# Impeller clearance issues



## BigTerp (Oct 8, 2013)

My impeller clearance varies from less than .020 to over .027 in different spots along the liner. If I rotate the flywheel the clearances stay the same along the liner. Almost as if the liner is worn or warped in those spots. If the shaft was bent the clearances would follow the impeller as it turns, same should go if the impeller blades were worn. Make sense? I inspected the liner when we rebuilt the motor (1994 Johnson 50/35) and all looked good. I don't think I did, but maybe I missed something. Any other ideas of why the clearance varies so much along the liner?


----------



## Ranchero50 (Oct 8, 2013)

Bad luck and other junk going through the pump. You should have a series of stainless washers above and below the impeller. Shift them to get the clearance you are looking for. .007" isn't a huge difference tight to loose.

Just make sure you run it and recheck the clearances. Last one I did ended up a bit tight and wouldn't start after running for a while at the ramp. #-o


----------



## BigTerp (Oct 8, 2013)

Thanks Jamie. I considered shimming the impeller down a bit, but am afraid that the spots where the clearance is already tight (under .020) it might cause issues? My manual says for clearance to be no less than .020 and no more than .027. It's already under .020 in spots. Think I should still try and shim it down a bit?


----------



## Ranchero50 (Oct 8, 2013)

I'd leave it alone. Your impeller is going to move around, your shaft will flex some as it eats stuff or cavitates. As I found out once it hits the liner, it'll gall and self destruct until the impeller gets locked up.


----------



## Scottinva (Oct 8, 2013)

I think the recommended clearance is .031". I have had an issue where I had less than that and the motor would not start. Once I got the right clearance, it started fine. I know of others that have had the same issues. Mine would start fine in the summer, but in the winter when it was 32F outside, it wouldn't.

Scott


----------



## PSG-1 (Oct 8, 2013)

[url=https://www.tinboats.net/forum/viewtopic.php?p=331608#p331608 said:


> BigTerp » Today, 12:48[/url]"]My impeller clearance varies from less than .020 to over .027 in different spots along the liner. If I rotate the flywheel the clearances stay the same along the liner. Almost as if the liner is worn or warped in those spots. If the shaft was bent the clearances would follow the impeller as it turns, same should go if the impeller blades were worn. Make sense? I inspected the liner when we rebuilt the motor (1994 Johnson 50/35) and all looked good. I don't think I did, but maybe I missed something. Any other ideas of why the clearance varies so much along the liner?
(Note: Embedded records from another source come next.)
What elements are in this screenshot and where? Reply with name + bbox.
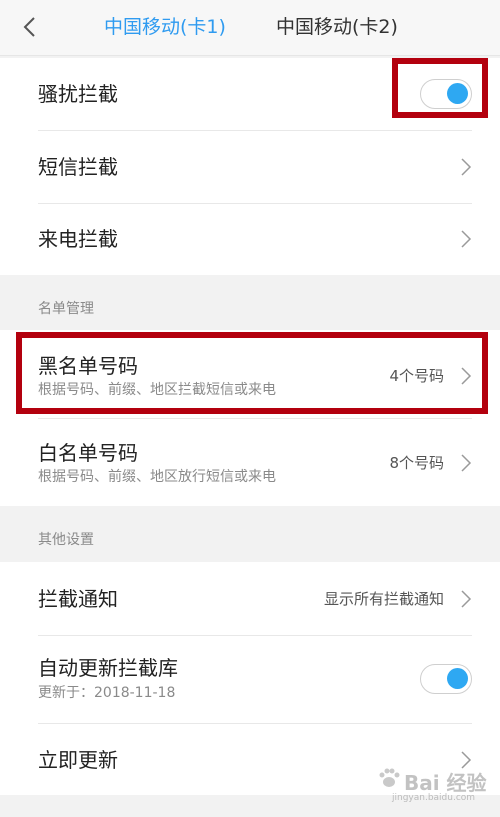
whitelist-description: 根据号码、前缀、地区放行短信或来电	[38, 469, 276, 485]
watermark-text: Bai 经验	[404, 771, 487, 795]
chevron-right-icon	[461, 158, 472, 176]
paw-logo-icon	[379, 768, 400, 787]
auto-update-label: 自动更新拦截库	[38, 656, 178, 680]
auto-update-date: 更新于：2018-11-18	[38, 685, 176, 701]
intercept-notification-value: 显示所有拦截通知	[323, 590, 444, 608]
chevron-right-icon	[461, 590, 472, 608]
intercept-notification-row[interactable]: 拦截通知 显示所有拦截通知	[0, 562, 500, 635]
chevron-left-icon	[23, 17, 35, 37]
whitelist-count: 8个号码	[389, 454, 444, 472]
call-intercept-row[interactable]: 来电拦截	[0, 204, 500, 275]
sms-intercept-label: 短信拦截	[38, 155, 118, 179]
highlight-box-blacklist	[16, 332, 488, 414]
whitelist-label: 白名单号码	[38, 441, 138, 465]
intercept-notification-label: 拦截通知	[38, 587, 118, 611]
chevron-right-icon	[461, 454, 472, 472]
toggle-knob	[447, 668, 468, 689]
back-button[interactable]	[14, 12, 44, 42]
baidu-watermark: Bai 经验 jingyan.baidu.com	[374, 759, 494, 809]
harass-intercept-label: 骚扰拦截	[38, 82, 118, 106]
whitelist-row[interactable]: 白名单号码 根据号码、前缀、地区放行短信或来电 8个号码	[0, 419, 500, 506]
other-settings-section-title: 其他设置	[38, 532, 94, 548]
highlight-box-toggle	[392, 58, 488, 118]
auto-update-toggle[interactable]	[420, 664, 472, 694]
chevron-right-icon	[461, 230, 472, 248]
sms-intercept-row[interactable]: 短信拦截	[0, 131, 500, 203]
list-management-section-title: 名单管理	[38, 301, 94, 317]
watermark-url: jingyan.baidu.com	[392, 793, 476, 803]
tab-sim2[interactable]: 中国移动(卡2)	[276, 14, 398, 40]
auto-update-row[interactable]: 自动更新拦截库 更新于：2018-11-18	[0, 636, 500, 723]
tab-sim1[interactable]: 中国移动(卡1)	[104, 14, 226, 40]
call-intercept-label: 来电拦截	[38, 227, 118, 251]
update-now-label: 立即更新	[38, 748, 118, 772]
top-tab-bar: 中国移动(卡1) 中国移动(卡2)	[0, 0, 500, 56]
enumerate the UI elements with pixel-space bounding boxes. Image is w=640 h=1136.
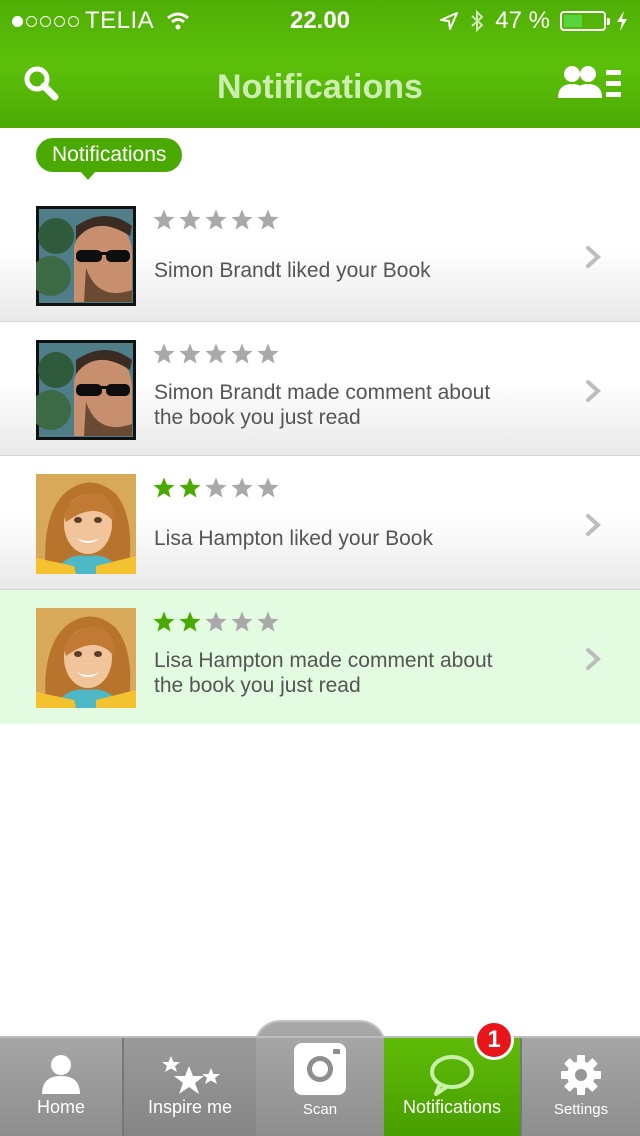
rating-stars — [152, 476, 280, 500]
star-empty-icon — [153, 343, 175, 364]
avatar — [36, 206, 136, 306]
star-empty-icon — [231, 611, 253, 632]
notification-text: Simon Brandt liked your Book — [154, 258, 554, 283]
status-bar: TELIA 22.00 47 % — [0, 0, 640, 40]
gear-icon — [561, 1055, 601, 1095]
tab-scan-label: Scan — [302, 1101, 338, 1118]
star-empty-icon — [205, 343, 227, 364]
chevron-right-icon — [586, 514, 601, 536]
star-filled-icon — [153, 611, 175, 632]
rating-stars — [152, 610, 280, 634]
navigation-bar: Notifications — [0, 40, 640, 128]
star-empty-icon — [257, 209, 279, 230]
notification-text: Lisa Hampton liked your Book — [154, 526, 554, 551]
stars-icon — [162, 1056, 220, 1094]
battery-icon — [560, 11, 610, 31]
friends-list-icon[interactable] — [558, 64, 624, 104]
notification-text: Simon Brandt made comment about the book… — [154, 380, 554, 430]
camera-icon — [294, 1043, 346, 1095]
star-empty-icon — [231, 209, 253, 230]
star-filled-icon — [179, 477, 201, 498]
notification-row[interactable]: Lisa Hampton made comment about the book… — [0, 590, 640, 724]
notification-row[interactable]: Simon Brandt liked your Book — [0, 188, 640, 322]
star-empty-icon — [257, 343, 279, 364]
avatar — [36, 340, 136, 440]
avatar — [36, 474, 136, 574]
avatar — [36, 608, 136, 708]
tab-settings-label: Settings — [553, 1101, 609, 1118]
chevron-right-icon — [586, 380, 601, 402]
section-label: Notifications — [36, 138, 183, 180]
battery-percent: 47 % — [495, 7, 550, 34]
tab-inspire-label: Inspire me — [147, 1097, 233, 1117]
tab-scan[interactable]: Scan — [256, 1038, 384, 1136]
notification-line-1: Lisa Hampton liked your Book — [154, 527, 433, 550]
star-empty-icon — [179, 343, 201, 364]
page-title: Notifications — [217, 68, 423, 106]
battery-fill — [564, 15, 582, 27]
notification-line-2: the book you just read — [154, 674, 361, 697]
rating-stars — [152, 342, 280, 366]
star-empty-icon — [205, 477, 227, 498]
star-filled-icon — [153, 477, 175, 498]
speech-bubble-icon — [430, 1055, 474, 1096]
star-empty-icon — [231, 477, 253, 498]
tab-home[interactable]: Home — [0, 1038, 122, 1136]
charging-bolt-icon — [617, 11, 627, 31]
location-arrow-icon — [440, 12, 459, 30]
star-empty-icon — [231, 343, 253, 364]
star-empty-icon — [257, 477, 279, 498]
notification-line-1: Lisa Hampton made comment about — [154, 649, 493, 672]
star-empty-icon — [205, 611, 227, 632]
star-empty-icon — [257, 611, 279, 632]
star-empty-icon — [153, 209, 175, 230]
tab-inspire-me[interactable]: Inspire me — [122, 1038, 256, 1136]
notification-line-1: Simon Brandt made comment about — [154, 381, 491, 404]
notification-row[interactable]: Lisa Hampton liked your Book — [0, 456, 640, 590]
star-empty-icon — [179, 209, 201, 230]
notifications-badge: 1 — [474, 1020, 514, 1060]
app-header: TELIA 22.00 47 % Notifications — [0, 0, 640, 128]
tab-home-label: Home — [36, 1097, 85, 1117]
notification-line-1: Simon Brandt liked your Book — [154, 259, 431, 282]
tab-settings[interactable]: Settings — [520, 1038, 640, 1136]
notification-text: Lisa Hampton made comment about the book… — [154, 648, 554, 698]
notification-line-2: the book you just read — [154, 406, 361, 429]
star-filled-icon — [179, 611, 201, 632]
star-empty-icon — [205, 209, 227, 230]
notification-row[interactable]: Simon Brandt made comment about the book… — [0, 322, 640, 456]
status-right: 47 % — [439, 7, 628, 35]
tab-bar: Home Inspire me Scan Notifications Setti… — [0, 1036, 640, 1136]
tab-notifications-label: Notifications — [402, 1097, 502, 1117]
chevron-right-icon — [586, 648, 601, 670]
notifications-list: Simon Brandt liked your Book Simon Brand… — [0, 188, 640, 724]
chevron-right-icon — [586, 246, 601, 268]
bluetooth-icon — [471, 9, 484, 33]
rating-stars — [152, 208, 280, 232]
person-icon — [42, 1055, 80, 1094]
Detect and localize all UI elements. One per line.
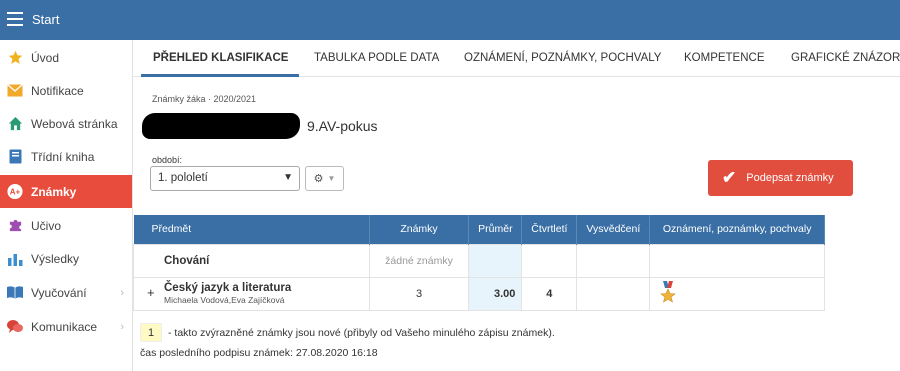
sidebar-item-label: Webová stránka [31, 116, 118, 131]
quarter-cell: 4 [521, 276, 578, 311]
sidebar-item-label: Komunikace [31, 319, 98, 334]
tab-kompetence[interactable]: KOMPETENCE [684, 52, 765, 64]
column-header-grades[interactable]: Známky [369, 215, 470, 244]
home-icon [7, 116, 23, 132]
sidebar-item-notifikace[interactable]: Notifikace [0, 74, 132, 107]
sidebar-item-label: Známky [31, 184, 77, 199]
gear-icon: ⚙ [313, 173, 324, 185]
table-row: + Český jazyk a literatura Michaela Vodo… [133, 276, 825, 311]
bar-chart-icon [7, 251, 23, 267]
sign-grades-button[interactable]: ✔ Podepsat známky [708, 160, 853, 196]
grades-cell: žádné známky [368, 243, 470, 278]
column-header-subject[interactable]: Předmět [133, 215, 370, 244]
subject-teachers: Michaela Vodová,Eva Zajíčková [164, 295, 285, 305]
sidebar-item-label: Třídní kniha [31, 149, 95, 164]
sidebar-item-znamky[interactable]: A+ Známky [0, 175, 132, 208]
student-header: Známky žáka · 2020/2021 [152, 94, 257, 104]
period-select[interactable]: 1. pololetí ▼ [150, 166, 300, 191]
sidebar-item-label: Notifikace [31, 83, 84, 98]
subject-name: Český jazyk a literatura [164, 282, 292, 294]
sidebar-item-label: Vyučování [31, 285, 87, 300]
sidebar-item-label: Výsledky [31, 251, 80, 266]
class-name: 9.AV-pokus [307, 118, 378, 134]
svg-text:A+: A+ [10, 188, 21, 197]
redacted-student-name [142, 113, 300, 139]
checkmark-icon: ✔ [722, 168, 737, 187]
expand-row-button[interactable]: + [147, 285, 155, 300]
new-grade-sample: 1 [140, 323, 162, 342]
sidebar-item-komunikace[interactable]: Komunikace › [0, 310, 132, 343]
envelope-icon [7, 83, 23, 99]
period-selected-value: 1. pololetí [158, 172, 208, 184]
notes-cell [649, 243, 825, 278]
caret-down-icon: ▼ [327, 174, 336, 183]
subject-cell: Chování [133, 243, 370, 278]
chevron-right-icon: › [120, 286, 124, 299]
column-header-average[interactable]: Průměr [468, 215, 523, 244]
table-header-row: Předmět Známky Průměr Čtvrtletí Vysvědče… [133, 215, 825, 244]
tab-tabulka-podle-data[interactable]: TABULKA PODLE DATA [314, 52, 439, 64]
app-title[interactable]: Start [32, 12, 59, 27]
sidebar-item-tridni-kniha[interactable]: Třídní kniha [0, 140, 132, 173]
tab-prehled-klasifikace[interactable]: PŘEHLED KLASIFIKACE [153, 52, 288, 64]
last-signature-info: čas posledního podpisu známek: 27.08.202… [140, 347, 378, 359]
tab-graficke-znazorneni[interactable]: GRAFICKÉ ZNÁZORN [791, 52, 900, 64]
hamburger-menu-icon[interactable] [7, 12, 23, 26]
column-header-notes[interactable]: Oznámení, poznámky, pochvaly [649, 215, 825, 244]
notes-cell [649, 276, 825, 311]
sidebar-item-webova-stranka[interactable]: Webová stránka [0, 107, 132, 140]
new-grade-legend: - takto zvýrazněné známky jsou nové (při… [168, 327, 555, 339]
sidebar-item-vysledky[interactable]: Výsledky [0, 242, 132, 275]
grades-icon: A+ [7, 183, 23, 200]
average-cell: 3.00 [468, 276, 523, 311]
report-cell [576, 243, 651, 278]
chat-icon [7, 319, 23, 335]
table-row: Chování žádné známky [133, 243, 825, 278]
sign-grades-label: Podepsat známky [746, 172, 834, 184]
column-header-quarter[interactable]: Čtvrtletí [521, 215, 578, 244]
puzzle-icon [7, 218, 23, 234]
sidebar-item-vyucovani[interactable]: Vyučování › [0, 276, 132, 309]
chevron-down-icon: ▼ [283, 172, 293, 183]
average-cell [468, 243, 523, 278]
open-book-icon [7, 285, 23, 301]
sidebar-item-label: Úvod [31, 50, 60, 65]
top-bar: Start [0, 0, 900, 40]
tab-oznameni-poznamky-pochvaly[interactable]: OZNÁMENÍ, POZNÁMKY, POCHVALY [464, 52, 661, 64]
period-label: období: [152, 155, 183, 165]
subject-cell: + Český jazyk a literatura Michaela Vodo… [133, 276, 370, 311]
grades-cell[interactable]: 3 [368, 276, 470, 311]
sidebar-item-uvod[interactable]: Úvod [0, 41, 132, 74]
star-icon [7, 50, 23, 66]
sidebar: Úvod Notifikace Webová stránka Třídní kn… [0, 40, 133, 371]
quarter-cell [521, 243, 578, 278]
medal-icon[interactable] [660, 281, 677, 306]
column-header-report[interactable]: Vysvědčení [576, 215, 651, 244]
grades-table: Předmět Známky Průměr Čtvrtletí Vysvědče… [133, 215, 825, 311]
settings-dropdown-button[interactable]: ⚙ ▼ [305, 166, 344, 191]
book-icon [7, 149, 23, 165]
chevron-right-icon: › [120, 320, 124, 333]
active-tab-indicator [141, 74, 299, 77]
report-cell [576, 276, 651, 311]
sidebar-item-ucivo[interactable]: Učivo [0, 209, 132, 242]
sidebar-item-label: Učivo [31, 218, 62, 233]
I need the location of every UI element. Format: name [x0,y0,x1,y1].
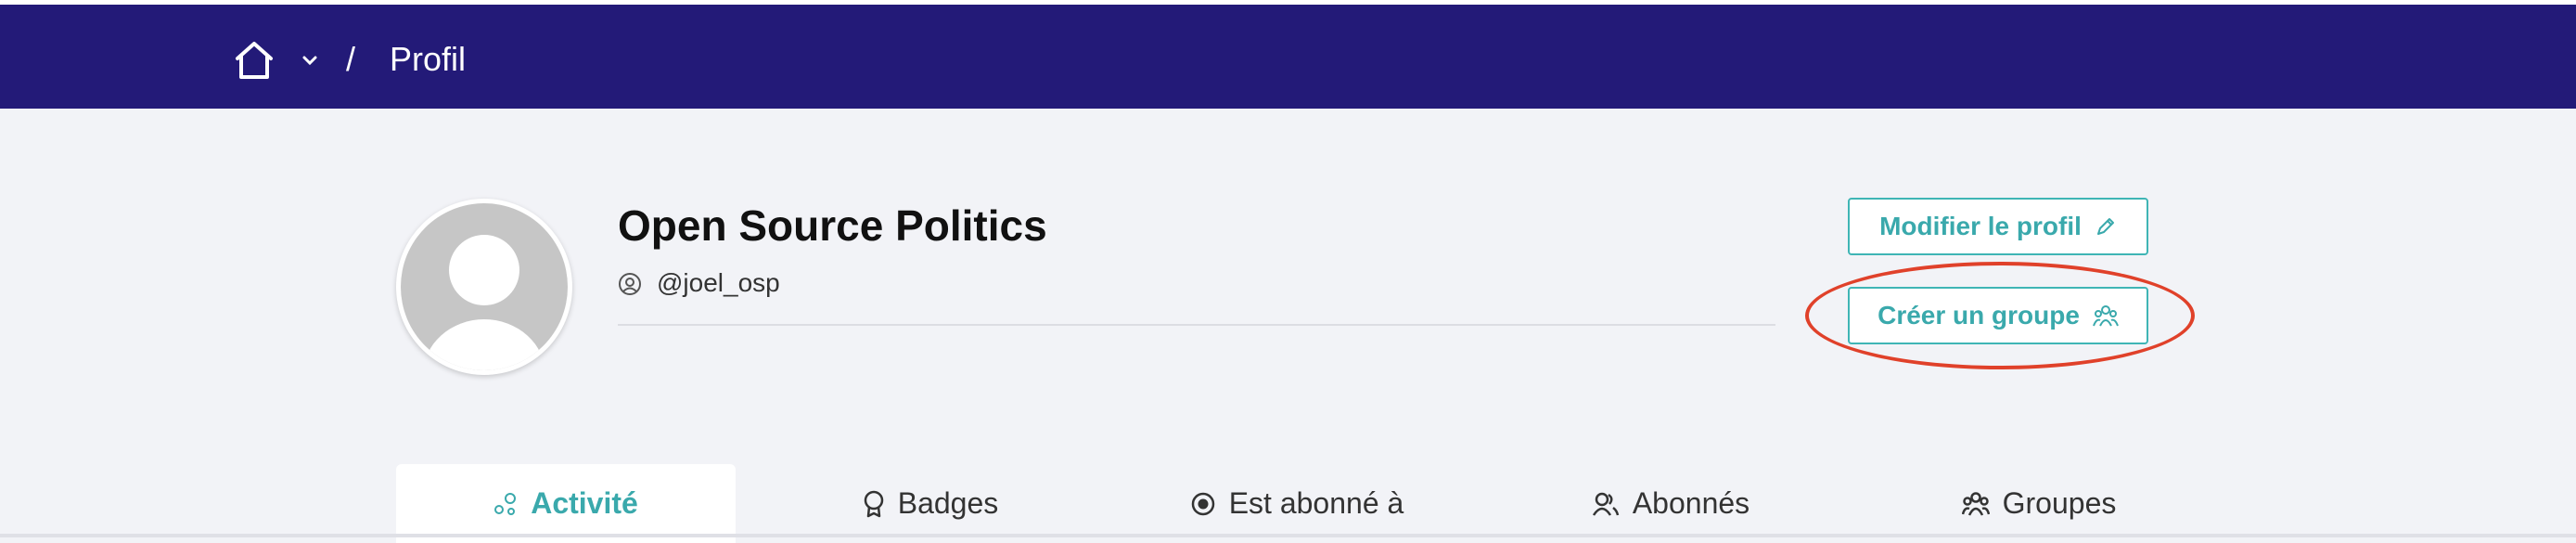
tab-label: Abonnés [1632,486,1750,520]
edit-profile-label: Modifier le profil [1879,212,2082,240]
profile-handle: @joel_osp [657,268,780,297]
tab-label: Activité [531,486,638,520]
profile-tabs: Activité Badges Est abonné à Abonnés Gro… [0,462,2576,543]
profile-divider [618,324,1775,326]
activity-icon [494,492,517,515]
header-bar: / Profil [0,5,2576,109]
breadcrumb-separator: / [346,40,356,78]
breadcrumb-current: Profil [390,40,467,78]
pencil-icon [2096,218,2114,235]
user-circle-icon [619,273,641,295]
default-avatar-icon [401,203,568,370]
tab-label: Badges [897,486,999,520]
tab-abonnements[interactable]: Est abonné à [1127,464,1467,543]
highlight-annotation [1805,262,2195,369]
home-icon[interactable] [232,38,276,83]
followers-icon [1592,492,1620,516]
tab-badges[interactable]: Badges [761,464,1100,543]
tab-abonnes[interactable]: Abonnés [1501,464,1840,543]
groups-icon [1961,491,1990,516]
edit-profile-button[interactable]: Modifier le profil [1848,198,2148,255]
tab-activite[interactable]: Activité [396,464,736,543]
tab-label: Est abonné à [1228,486,1404,520]
profile-name: Open Source Politics [618,201,1047,250]
badge-icon [864,490,883,517]
tabs-divider [0,534,2576,537]
chevron-down-icon[interactable] [300,50,320,71]
tab-label: Groupes [2002,486,2117,520]
eye-icon [1191,492,1214,515]
avatar [396,199,572,375]
tab-groupes[interactable]: Groupes [1869,464,2209,543]
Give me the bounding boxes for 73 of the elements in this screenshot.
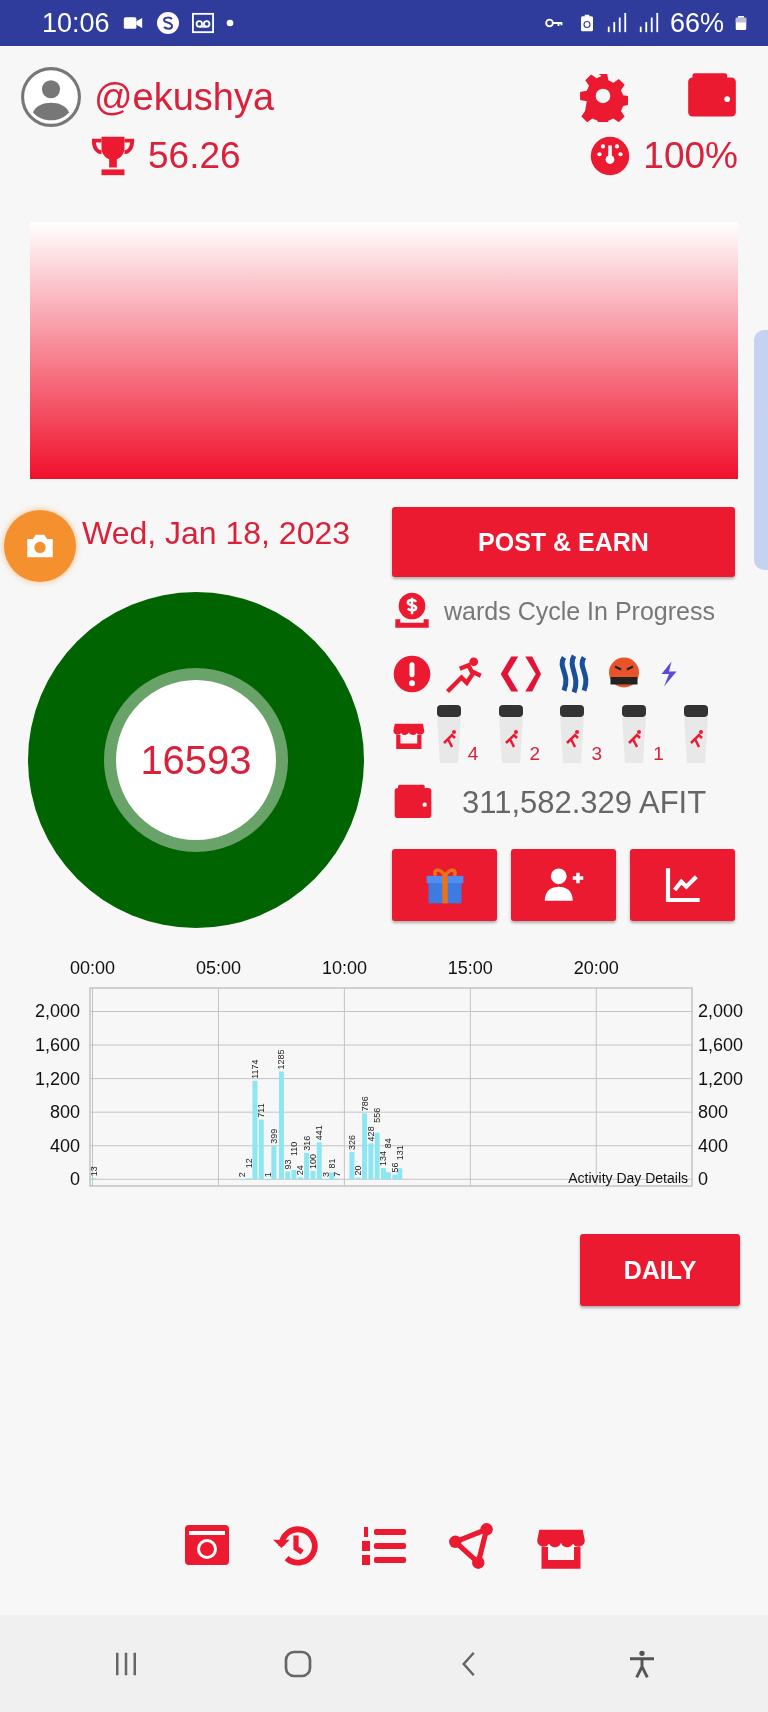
y-axis-label: 0	[698, 1169, 708, 1190]
rewards-status: wards Cycle In Progress	[444, 596, 715, 626]
daily-button[interactable]: DAILY	[580, 1234, 740, 1306]
balance-amount: 311,582.329 AFIT	[462, 785, 707, 821]
bar-value-label: 326	[346, 1134, 357, 1150]
username: @ekushya	[94, 75, 275, 119]
stats-button[interactable]	[630, 849, 735, 921]
settings-icon[interactable]	[578, 72, 628, 122]
chart-caption: Activity Day Details	[568, 1170, 688, 1186]
coin-s-icon	[155, 11, 180, 35]
bar-value-label: 2	[237, 1172, 248, 1178]
bar-value-label: 3	[320, 1172, 331, 1178]
y-axis-label: 1,600	[34, 1035, 80, 1056]
bar-value-label: 316	[301, 1135, 312, 1151]
battery-percent: 66%	[669, 7, 724, 39]
product-count: 4	[467, 743, 479, 765]
bar-value-label: 1174	[250, 1059, 260, 1079]
bar-value-label: 786	[359, 1096, 370, 1112]
bar-value-label: 12	[243, 1158, 254, 1169]
voicemail-icon	[189, 12, 216, 34]
steps-count: 16593	[140, 738, 252, 782]
bar-value-label: 110	[289, 1141, 300, 1157]
bar-value-label: 1	[262, 1172, 273, 1178]
signal-icon	[637, 12, 660, 34]
y-axis-label: 1,200	[698, 1068, 744, 1089]
product-count: 3	[591, 743, 602, 765]
bar-value-label: 13	[88, 1166, 99, 1177]
x-axis-label: 00:00	[70, 958, 116, 978]
y-axis-label: 1,200	[34, 1068, 80, 1089]
bar-value-label: 134	[378, 1151, 389, 1167]
bar-value-label: 399	[268, 1128, 279, 1144]
y-axis-label: 400	[49, 1135, 80, 1156]
signal-icon	[605, 12, 628, 34]
date-label: Wed, Jan 18, 2023	[82, 515, 351, 552]
x-axis-label: 20:00	[573, 958, 619, 978]
bar-value-label: 20	[353, 1165, 364, 1176]
avatar-icon	[20, 66, 82, 128]
gauge-icon	[589, 135, 632, 177]
bar-value-label: 24	[295, 1165, 306, 1176]
y-axis-label: 2,000	[698, 1001, 744, 1022]
post-earn-button[interactable]: POST & EARN	[392, 507, 735, 577]
bar-value-label: 131	[394, 1145, 405, 1161]
clock-time: 10:06	[42, 7, 110, 39]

Not sure about outboard jets, but with PWC pumps, especially those used in saltwater, corrosion builds up between the aluminum housing and the stainless liner of the wear ring assembly. This corrosion will actually swell the liner, causing a high spot where the impeller will hit as it's rotating.


----------



## BigTerp (Oct 9, 2013)

[url=https://www.tinboats.net/forum/viewtopic.php?p=331631#p331631 said:


> Scottinva » Yesterday, 4:41 pm[/url]"]I think the recommended clearance is .031". I have had an issue where I had less than that and the motor would not start. Once I got the right clearance, it started fine. I know of others that have had the same issues. Mine would start fine in the summer, but in the winter when it was 32F outside, it wouldn't.
> 
> Scott



Weird!! I just checked outboard jets website, and they reccommend a clearance of .032". My manual reccommends a clearance from .020"-.030". I guess the general idea is to get it as tight as possible without the impeller whacking the liner? I still need to pull the foot and check the liner to see if it's been getting dinged up from the impeller. But as of right now, having a clearance in spots below .020" I'm thinking I shouldn't attempt to shim the impeller down any.


----------



## BigTerp (Oct 9, 2013)

[url=https://www.tinboats.net/forum/viewtopic.php?p=331616#p331616 said:


> Ranchero50 » Yesterday, 2:27 pm[/url]"]I'd leave it alone. Your impeller is going to move around, your shaft will flex some as it eats stuff or cavitates. As I found out once it hits the liner, it'll gall and self destruct until the impeller gets locked up.



Thanks. I guess it should be pretty noticeable if the impeller is hitting the liner?


----------



## BigTerp (Oct 9, 2013)

[url=https://www.tinboats.net/forum/viewtopic.php?p=331634#p331634 said:


> PSG-1 » Yesterday, 6:18 pm[/url]"]
> 
> 
> [url=https://www.tinboats.net/forum/viewtopic.php?p=331608#p331608 said:
> ...



Thanks. That makes sense. Outboard jets also says "There is some off center between impeller and liner due to manufacturing tolerances so check at the closest point." So I guess the variance in clearances I'm seeing is nothing out of the ordinary.


----------



## Canoeman (Oct 9, 2013)

They all have some variance due to casting etc..

I try to get it as tight as i can, i dont use feeler gauges etc.. just get it so it doesnt hit the impeller.. 

And yes.. ive got it to close so when your trying to start it on the water it hits the liner = no start 

Get it close and run it man


----------